Et au bas, des deux côtés d'une image de la Sainte Vierge, étaient les figures d'un seigneur et d'une dame, le premier revêtu d'une cotte d'armes et la seconde d'une robe semée des armes de Maure, Navarre, Evreux et Rohan. ces deux personnages doivent être François, comte de Maure et Hélène de Rohan, dame de Landal, qu'il épousa en 1513. "

(Abbé Guillotin de Corson, 1883)

Aujourd'hui, on dénombre 8 vitraux du XIXe siècle, enchâssés dans des meneaux de style gothique flamboyant, ainsi qu'une rosace au-dessus de la grande porte.

On y retrouve entre autres le thème de la Pentecôte, de l'Adoration des mages, de l'Assomption, de l'Annonciation. L'Adoration des mages, due à Ruby (1866) a été offerte par les membres de la fabrique, le comte de Landal, l'abbé Saget et d'autres donateurs. Deux autres comportent la mention: "donné par les femmes et les jeunes filles" et " donné par les hommes et les jeunes gens".

Les Pèlerinages à Broualan

Extrait du livre de la paroisse au sujet des pélerinages à Notre Dame de Toutes Joies, écrit par l'Abbé Saget en 1861, en réponse à une circulaire adressée l'année précédente à tous les curés du diocèse par Mgr l'Archevêque de Rennes Godefroy SAINT-MARC

"Il y a un pèlerinage à Notre Dame de Broualan. Le but est d'obtenir de Dieu, par l'intercession de la Sainte Vierge, la pluie dans les sécheresses, le beau temps dans la trop grande abondance de pluies, la cessation de maladies surtout des fièvres. Ce pèlerinage est très fréquenté.

Le jour de l'Assomption, on voit 500 à 600 pèlerins accourir des paroisses voisines, quelques uns même de lieux éloignés. Pendant l'année, on voit souvent des neuvaines se faire pour obtenir de Dieu, par l'intercession de la Sainte Vierge, des grâces particulières.

Ces neuvaines se font, non seulement par les habitants de la paroisse, mais par des étrangers qui y accourent de distance éloignée.

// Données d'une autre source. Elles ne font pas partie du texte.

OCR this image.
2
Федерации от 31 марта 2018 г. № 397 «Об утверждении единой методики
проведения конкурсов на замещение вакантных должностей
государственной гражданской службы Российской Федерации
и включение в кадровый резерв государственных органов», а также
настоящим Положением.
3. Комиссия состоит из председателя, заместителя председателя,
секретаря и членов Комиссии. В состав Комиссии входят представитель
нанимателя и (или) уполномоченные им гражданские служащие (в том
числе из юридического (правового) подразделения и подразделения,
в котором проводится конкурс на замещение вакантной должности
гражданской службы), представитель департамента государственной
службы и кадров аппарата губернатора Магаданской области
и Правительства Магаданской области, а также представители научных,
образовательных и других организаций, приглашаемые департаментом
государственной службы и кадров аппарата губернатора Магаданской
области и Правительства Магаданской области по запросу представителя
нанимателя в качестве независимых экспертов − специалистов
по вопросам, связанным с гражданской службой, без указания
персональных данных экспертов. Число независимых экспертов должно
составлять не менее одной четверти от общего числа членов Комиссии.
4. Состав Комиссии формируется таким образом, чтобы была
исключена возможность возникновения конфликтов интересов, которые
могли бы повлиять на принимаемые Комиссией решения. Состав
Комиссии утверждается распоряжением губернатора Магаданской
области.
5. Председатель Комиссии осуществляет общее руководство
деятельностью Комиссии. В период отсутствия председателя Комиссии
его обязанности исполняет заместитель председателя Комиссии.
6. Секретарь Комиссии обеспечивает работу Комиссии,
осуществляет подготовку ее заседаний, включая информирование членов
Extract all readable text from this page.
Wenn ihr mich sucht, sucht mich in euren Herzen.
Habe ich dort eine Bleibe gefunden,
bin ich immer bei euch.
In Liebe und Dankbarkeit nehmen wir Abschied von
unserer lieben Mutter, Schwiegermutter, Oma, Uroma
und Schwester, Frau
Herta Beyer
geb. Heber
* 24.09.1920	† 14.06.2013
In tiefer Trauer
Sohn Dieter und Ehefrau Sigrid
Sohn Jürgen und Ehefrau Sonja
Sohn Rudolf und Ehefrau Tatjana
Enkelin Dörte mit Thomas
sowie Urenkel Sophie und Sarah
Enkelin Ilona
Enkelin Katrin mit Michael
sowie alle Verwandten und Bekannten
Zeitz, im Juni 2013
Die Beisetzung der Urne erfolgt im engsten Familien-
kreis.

On a vu plusieurs fois des marins pieds et tête nues, venir accomplir des voeux faits dans la tempête à Notre Dame de Broualan. Le genre de dévotion qu'on y pratique consiste dans ces prières, dans des marques extérieur de respect et de vénération envers la Sainte Vierge et dans des offrandes, soit en argent ou en cierges que l'on fait brûler en l'honneur de la Sainte Vierge.

Il y a peu d'années encore, toute la paroisse de la Boussac était partie du bourg, se rendant à Broualan demandant la fin d'une sécheresse trop prolongée; le temps était clair et serein et l'on arriva couvert de poussière à la chapelle. Après la messe, la procession s'organise à nouveau pour retourner à La Boussac et l'on se met en marche. aussitôt, de gros nuages se forment et une pluie copieuse s'en échappa par torrents, chacun alors croyant n'avoir plus rien à demander à Dieu, songe à trouver un abri; la procession toute entière allait se débander et disparaître lorsque le bon curé entre dans une sainte colère et adresse d'amères reproches à ses paroissiens de ce que ayant demandé la pluie, ils s'en trouvaient inondés et ne songeaient pas à remercier Dieu de ce qu'il avait exaucé leurs prières. Alors les rangs se reforment et le pèlerinage s'achève avec foi et courage. De tous ceux qu'on a fait de la sorte, on n'en cite pas un qui n'ait été suivi d'un plein succès."